The most recent patient experienced neuroimaging tests at Massachusetts General Hospital at 73. These scans showed that although the patient had a significant load of amyloid-beta plaques and displayed tau tangles in several brain regions, the entorhinal cortex had notably sparse pathology.
Memory and learning depend heavily on the entorhinal cortex, and its degradation is known to cause dementia and cognitive decline. The mice studies in this paper further revealed that the Reelin-COLBOS variation protected against tau pathology.
Precisely knowing which part of the brain should be the target for delivery will become more crucial as researchers work to develop gene therapies that deliver treatments that alter or change gene expression.
Many Alzheimer’s treatments, including newly authorized medications by the FDA and others ongoing in clinical studies, attempt to prevent amyloid plaque development.
New Treatment Options
Because the two individuals with almost intact cognitive function had brains with incredibly high amounts of amyloid but were nonetheless protected, the study’s findings offer new therapy options.
The researchers cautioned that they could not completely rule out the possibility that other variables, such as extra gene mutations, contributed to the patient’s resistance to Alzheimer’s symptoms.
However, their experimental data from preclinical investigations suggest that the Reelin-COLBOS variation is involved.
Additionally, they are investigating possible therapeutic approaches that would focus on this defense mechanism.
With the knowledge gained from each unique instance, Arboleda-Velasquez, Quiroz, Lopera, and Sepulveda-Falla intend to continue their search for further protected patients within these Colombian families.

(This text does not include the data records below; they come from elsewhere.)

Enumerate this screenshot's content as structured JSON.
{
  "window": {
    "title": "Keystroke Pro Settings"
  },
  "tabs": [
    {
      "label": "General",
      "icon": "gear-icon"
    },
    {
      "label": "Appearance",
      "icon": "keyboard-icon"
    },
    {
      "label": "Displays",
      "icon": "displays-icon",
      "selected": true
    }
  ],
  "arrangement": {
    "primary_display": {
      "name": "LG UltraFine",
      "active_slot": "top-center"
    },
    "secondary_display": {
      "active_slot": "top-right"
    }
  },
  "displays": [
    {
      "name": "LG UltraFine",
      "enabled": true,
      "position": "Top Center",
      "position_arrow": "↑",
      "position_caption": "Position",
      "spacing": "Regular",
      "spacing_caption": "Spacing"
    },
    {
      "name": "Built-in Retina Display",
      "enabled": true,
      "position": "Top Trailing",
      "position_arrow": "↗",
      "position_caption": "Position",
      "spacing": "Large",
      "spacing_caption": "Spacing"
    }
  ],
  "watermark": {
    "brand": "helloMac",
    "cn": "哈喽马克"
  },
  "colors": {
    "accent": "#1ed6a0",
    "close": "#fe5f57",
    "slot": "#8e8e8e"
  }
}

- Lopera, F., Marino, C., Chandrahas, A.S. et al. Resilience to autosomal dominant Alzheimer’s disease in a Reelin-COLBOS heterozygous man. Nat Med (2023). https://doi.org/10.1038/s41591-023-02318-3.
- Arboleda-Velasquez, J.F., Lopera, F., O’Hare, M. et al. Resistance to autosomal dominant Alzheimer’s disease in an APOE3 Christchurch homozygote: a case report. Nat Med 25, 1680–1683 (2019). https://doi.org/10.1038/s41591-019-0611-3.
- Haley, B. Newly Identified Genetic Variant Protects Against Alzheimer’s. Harvard Medical School. https://hms.harvard.edu/news/newly-identified-genetic-variant-protects-against-alzheimers. Published Online: 15th May 2023. Accessed: 17th May 2023.
- Sobey, R. Alzheimer’s groundbreaking research: Boston scientists discover genetic variant that protects against Alzheimer’s disease symptoms. Boston Herald. https://www.bostonherald.com/2023/05/15/alzheimers-groundbreaking-research-boston-scientists-discover-genetic-variant-that-protects-against-alzheimers-disease-symptoms/. Published Online: 15th May 2023. Accessed: 17th May 2023.